ショー・ペンは「ミルク」を見たときに、独特な孤独感をもつ演技だなぁと思って、どんな人なんだろうとずっと思ってた。多分本物のミルクとは違うんだろうけど、彼が宿していた孤独感が画面から伝わってきたと感じたのです。今回もだめだめな年老いたロックシンガ-、シャイアンの孤独を演じてる。シャイアンは危なっかしい人だけど常識がある(ここらへんボウリングフォーコロンバインにでてたロックシンガーの人を思い出す。本物のロッカーって多分常識人なんだろうなぁ)。だけどどこか壊れてる(笑)その面白さがあった。

カート引いてショッピングモール歩いて、知らない(シャネルバックもった)女の子に出会い頭に笑われる。そのときはだまってるけど、ちゃんとしかえしする。陰険とも思える繊細さ、傷つきやすさを持ちながら、独特のセンスで生きてるシャイアンは不思議な魅力にみちていて、何をしても憎めない、ずるいくらいに憎めないいとおしさがあった。シャイアンは殆ど泣き叫んだり怒ったりしないのに、何度も泣けました。二人の兄を亡くした娘の家から帰るときの表情があまりに悲しくて、なんだか彼が泣けない分自分が泣いてるようなそんな涙が何度も出ました。怒ったりしない、泣いたりしない、でも激しい怒りに生きてるシャイアンの何に絶望しているのかも分からない姿は、カートを引きずり歩いているその姿だけで目が潤んでしまいました。そんな彼の人生は父の死によって変わってゆく。

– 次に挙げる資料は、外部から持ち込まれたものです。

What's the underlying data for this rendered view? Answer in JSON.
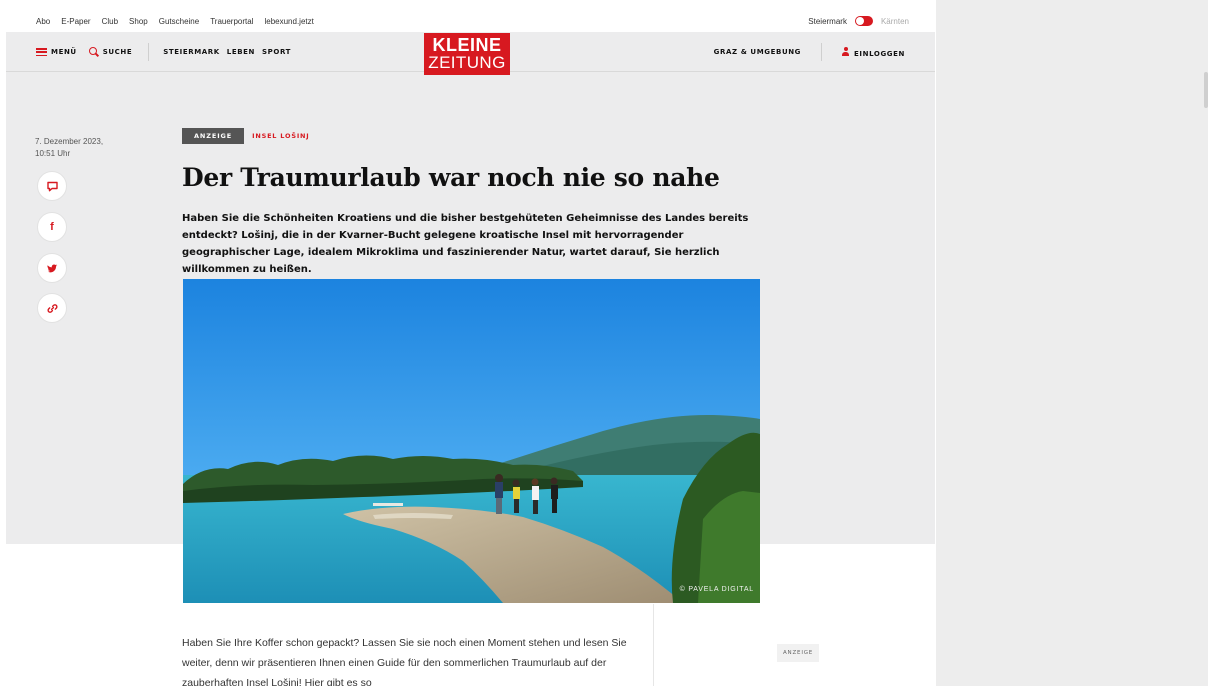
{
  "topbar": {
    "links": [
      "Abo",
      "E-Paper",
      "Club",
      "Shop",
      "Gutscheine",
      "Trauerportal",
      "lebexund.jetzt"
    ],
    "region_active": "Steiermark",
    "region_inactive": "Kärnten"
  },
  "nav": {
    "menu_label": "MENÜ",
    "search_label": "SUCHE",
    "categories": [
      "STEIERMARK",
      "LEBEN",
      "SPORT"
    ],
    "logo_line1": "KLEINE",
    "logo_line2": "ZEITUNG",
    "region_link": "GRAZ & UMGEBUNG",
    "login_label": "EINLOGGEN"
  },
  "article": {
    "date": "7. Dezember 2023,",
    "time": "10:51 Uhr",
    "badge": "ANZEIGE",
    "topic": "INSEL LOŠINJ",
    "headline": "Der Traumurlaub war noch nie so nahe",
    "lead": "Haben Sie die Schönheiten Kroatiens und die bisher bestgehüteten Geheimnisse des Landes bereits entdeckt? Lošinj, die in der Kvarner-Bucht gelegene kroatische Insel mit hervorragender geographischer Lage, idealem Mikroklima und faszinierender Natur, wartet darauf, Sie herzlich willkommen zu heißen.",
    "image_credit": "© PAVELA DIGITAL",
    "body": "Haben Sie Ihre Koffer schon gepackt? Lassen Sie sie noch einen Moment stehen und lesen Sie weiter, denn wir präsentieren Ihnen einen Guide für den sommerlichen Traumurlaub auf der zauberhaften Insel Lošinj! Hier gibt es so",
    "ad_label": "ANZEIGE"
  },
  "share": {
    "comment_icon": "comment-icon",
    "facebook_icon": "facebook-icon",
    "twitter_icon": "twitter-icon",
    "link_icon": "link-icon"
  },
  "colors": {
    "brand_red": "#d71920",
    "badge_gray": "#555555",
    "page_bg": "#ececed"
  }
}
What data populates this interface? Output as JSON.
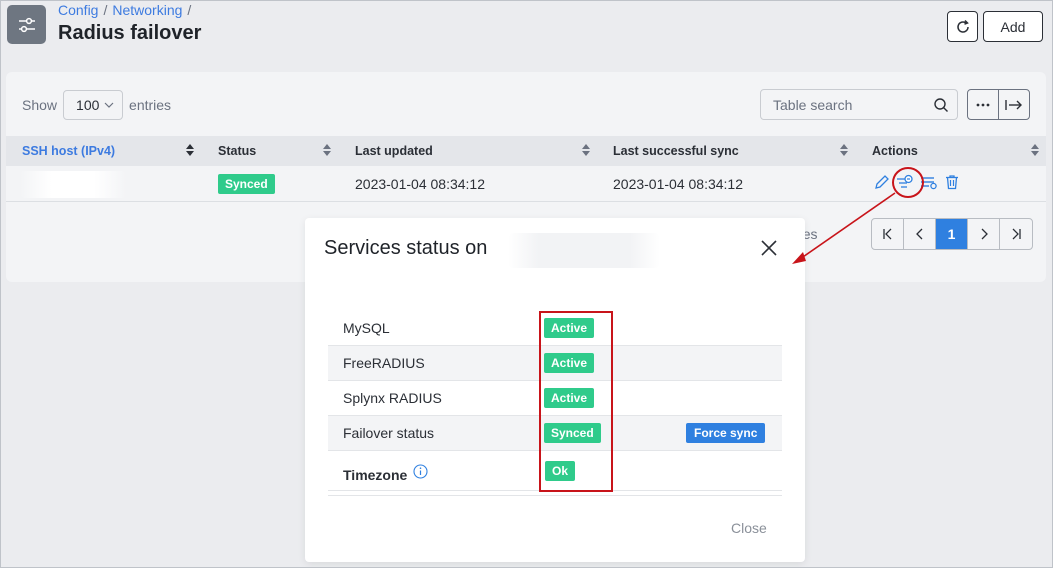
{
  "breadcrumb": {
    "items": [
      "Config",
      "Networking"
    ]
  },
  "page": {
    "title": "Radius failover"
  },
  "header": {
    "add_label": "Add"
  },
  "toolbar": {
    "show_label": "Show",
    "page_size": "100",
    "entries_label": "entries",
    "search_placeholder": "Table search"
  },
  "table": {
    "columns": [
      "SSH host (IPv4)",
      "Status",
      "Last updated",
      "Last successful sync",
      "Actions"
    ],
    "rows": [
      {
        "host": "",
        "status": "Synced",
        "last_updated": "2023-01-04 08:34:12",
        "last_sync": "2023-01-04 08:34:12"
      }
    ]
  },
  "pagination": {
    "current": "1",
    "behind_text": "ries"
  },
  "modal": {
    "title": "Services status on",
    "services": [
      {
        "name": "MySQL",
        "status": "Active"
      },
      {
        "name": "FreeRADIUS",
        "status": "Active"
      },
      {
        "name": "Splynx RADIUS",
        "status": "Active"
      },
      {
        "name": "Failover status",
        "status": "Synced",
        "action": "Force sync"
      },
      {
        "name": "Timezone",
        "status": "Ok"
      }
    ],
    "close_label": "Close"
  },
  "colors": {
    "accent": "#2f80e0",
    "success": "#2fcb8b",
    "annotation": "#c8141a"
  }
}
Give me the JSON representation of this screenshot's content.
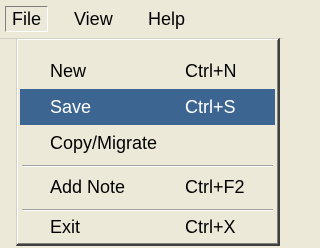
{
  "menubar": {
    "items": [
      {
        "label": "File"
      },
      {
        "label": "View"
      },
      {
        "label": "Help"
      }
    ]
  },
  "file_menu": {
    "items": [
      {
        "label": "New",
        "shortcut": "Ctrl+N"
      },
      {
        "label": "Save",
        "shortcut": "Ctrl+S"
      },
      {
        "label": "Copy/Migrate",
        "shortcut": ""
      },
      {
        "label": "Add Note",
        "shortcut": "Ctrl+F2"
      },
      {
        "label": "Exit",
        "shortcut": "Ctrl+X"
      }
    ],
    "selected_label": "Save"
  },
  "colors": {
    "background": "#ece9d8",
    "highlight": "#3c6592",
    "highlight_text": "#ffffff"
  }
}
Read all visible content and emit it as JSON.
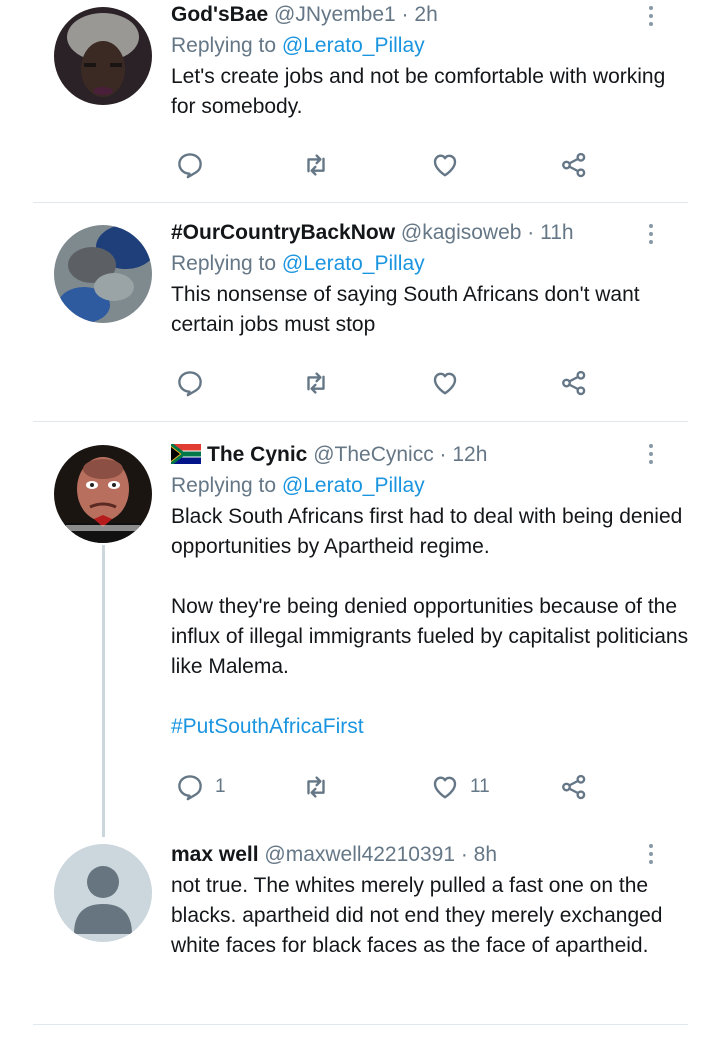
{
  "tweets": [
    {
      "name": "God'sBae",
      "meta": "@JNyembe1 · 2h",
      "replying_prefix": "Replying to",
      "replying_to": "@Lerato_Pillay",
      "text": [
        "Let's create jobs and not be comfortable with working for somebody."
      ],
      "hashtag": "",
      "counts": {
        "reply": "",
        "retweet": "",
        "like": ""
      }
    },
    {
      "name": "#OurCountryBackNow",
      "meta": "@kagisoweb · 11h",
      "replying_prefix": "Replying to",
      "replying_to": "@Lerato_Pillay",
      "text": [
        "This nonsense of saying South Africans don't want certain jobs must stop"
      ],
      "hashtag": "",
      "counts": {
        "reply": "",
        "retweet": "",
        "like": ""
      }
    },
    {
      "name": "The Cynic",
      "meta": "@TheCynicc · 12h",
      "replying_prefix": "Replying to",
      "replying_to": "@Lerato_Pillay",
      "text": [
        "Black South Africans first had to deal with being denied opportunities by Apartheid regime.",
        "Now they're being denied opportunities because of the influx of illegal immigrants fueled by capitalist politicians like Malema."
      ],
      "hashtag": "#PutSouthAfricaFirst",
      "counts": {
        "reply": "1",
        "retweet": "",
        "like": "11"
      }
    },
    {
      "name": "max well",
      "meta": "@maxwell42210391 · 8h",
      "text": [
        "not true. The whites merely pulled a fast one on the blacks. apartheid did not end they merely exchanged white faces for black faces as the face of apartheid."
      ]
    }
  ],
  "icons": {
    "reply": "reply-icon",
    "retweet": "retweet-icon",
    "like": "like-icon",
    "share": "share-icon",
    "more": "more-icon",
    "flag": "south-africa-flag-icon"
  },
  "colors": {
    "link": "#1b95e0",
    "muted": "#657786",
    "divider": "#e1e8ed"
  }
}
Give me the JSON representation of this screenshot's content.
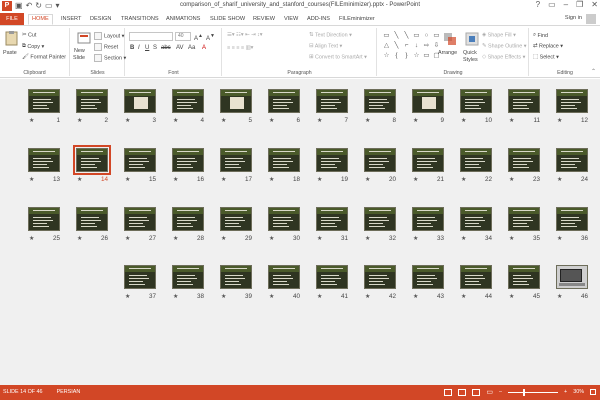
{
  "app": {
    "title": "comparison_of_sharif_university_and_stanford_courses(FILEminimizer).pptx - PowerPoint",
    "logo": "P",
    "sign_in": "Sign in",
    "window_controls": [
      "?",
      "▭",
      "–",
      "❐",
      "✕"
    ]
  },
  "tabs": [
    "FILE",
    "HOME",
    "INSERT",
    "DESIGN",
    "TRANSITIONS",
    "ANIMATIONS",
    "SLIDE SHOW",
    "REVIEW",
    "VIEW",
    "ADD-INS",
    "FILEminimizer"
  ],
  "active_tab": "HOME",
  "ribbon": {
    "clipboard": {
      "paste": "Paste",
      "cut": "Cut",
      "copy": "Copy",
      "format_painter": "Format Painter",
      "label": "Clipboard"
    },
    "slides": {
      "new_slide": "New",
      "new_slide2": "Slide",
      "layout": "Layout",
      "reset": "Reset",
      "section": "Section",
      "label": "Slides"
    },
    "font": {
      "font_size": "40",
      "label": "Font",
      "buttons": [
        "B",
        "I",
        "U",
        "S",
        "abc",
        "AV",
        "Aa",
        "A"
      ]
    },
    "paragraph": {
      "text_direction": "Text Direction",
      "align_text": "Align Text",
      "convert_smartart": "Convert to SmartArt",
      "label": "Paragraph"
    },
    "drawing": {
      "arrange": "Arrange",
      "quick_styles": "Quick",
      "quick_styles2": "Styles",
      "shape_fill": "Shape Fill",
      "shape_outline": "Shape Outline",
      "shape_effects": "Shape Effects",
      "label": "Drawing",
      "shapes": [
        "▭",
        "╲",
        "╲",
        "▭",
        "○",
        "▭",
        "△",
        "╲",
        "⌐",
        "↓",
        "⇨",
        "⇩",
        "☆",
        "{",
        "}",
        "☆",
        "▭",
        "▢"
      ]
    },
    "editing": {
      "find": "Find",
      "replace": "Replace",
      "select": "Select",
      "label": "Editing"
    }
  },
  "slides": [
    {
      "n": "12",
      "kind": "text"
    },
    {
      "n": "11",
      "kind": "text"
    },
    {
      "n": "10",
      "kind": "text"
    },
    {
      "n": "9",
      "kind": "image"
    },
    {
      "n": "8",
      "kind": "text"
    },
    {
      "n": "7",
      "kind": "text"
    },
    {
      "n": "6",
      "kind": "text"
    },
    {
      "n": "5",
      "kind": "image"
    },
    {
      "n": "4",
      "kind": "text"
    },
    {
      "n": "3",
      "kind": "image"
    },
    {
      "n": "2",
      "kind": "text"
    },
    {
      "n": "1",
      "kind": "text"
    },
    {
      "n": "24",
      "kind": "text"
    },
    {
      "n": "23",
      "kind": "text"
    },
    {
      "n": "22",
      "kind": "text"
    },
    {
      "n": "21",
      "kind": "text"
    },
    {
      "n": "20",
      "kind": "text"
    },
    {
      "n": "19",
      "kind": "text"
    },
    {
      "n": "18",
      "kind": "text"
    },
    {
      "n": "17",
      "kind": "text"
    },
    {
      "n": "16",
      "kind": "text"
    },
    {
      "n": "15",
      "kind": "text"
    },
    {
      "n": "14",
      "kind": "text"
    },
    {
      "n": "13",
      "kind": "text"
    },
    {
      "n": "36",
      "kind": "text"
    },
    {
      "n": "35",
      "kind": "text"
    },
    {
      "n": "34",
      "kind": "text"
    },
    {
      "n": "33",
      "kind": "text"
    },
    {
      "n": "32",
      "kind": "text"
    },
    {
      "n": "31",
      "kind": "text"
    },
    {
      "n": "30",
      "kind": "text"
    },
    {
      "n": "29",
      "kind": "text"
    },
    {
      "n": "28",
      "kind": "text"
    },
    {
      "n": "27",
      "kind": "text"
    },
    {
      "n": "26",
      "kind": "text"
    },
    {
      "n": "25",
      "kind": "text"
    },
    {
      "n": "46",
      "kind": "photo"
    },
    {
      "n": "45",
      "kind": "text"
    },
    {
      "n": "44",
      "kind": "text"
    },
    {
      "n": "43",
      "kind": "text"
    },
    {
      "n": "42",
      "kind": "text"
    },
    {
      "n": "41",
      "kind": "text"
    },
    {
      "n": "40",
      "kind": "text"
    },
    {
      "n": "39",
      "kind": "text"
    },
    {
      "n": "38",
      "kind": "text"
    },
    {
      "n": "37",
      "kind": "text"
    }
  ],
  "selected_slide": "14",
  "status": {
    "slide_info": "SLIDE 14 OF 46",
    "language": "PERSIAN",
    "zoom": "30%",
    "zoom_fraction": 0.3
  },
  "colors": {
    "accent": "#d24726"
  }
}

最後すごかった。男三人の表情の変化がそのシーンの空気感をかもしてた。あの表情ひとつひとつをどう感じるかで物語りはぜんぜん違うと思う。私はすがすがしくはならなかった。ただ人として生きることの意味よりいぜんにもっと前に感じることがあるのではないか、もっと我々には学ぶことがあるのではないかと思う反面、分からない知らない部分が人生を今を美しくしているのだと思ったりした。
なんでもないこと、なんでもなくなんかないこと、それらをひっくるめて、感じる自分をふくめて時は進み、また神は恐ろしいほどに無垢なのだと三人の男を見て思った。

一回だけ歌ったところも好きだなぁ。「僕歌がうまいって音楽の先生に誉められたんだよ」と子供が言うと「それは将来君を金づるにしようとしてるのさ」と返す言葉も笑えた。卓球の「若い子は集中力がなくてこまるなぁ~」って場面は会場大爆笑でした(^^;。笑える映画でもあるのです。
観終わってすぐ、もっかいみたくなった映画です。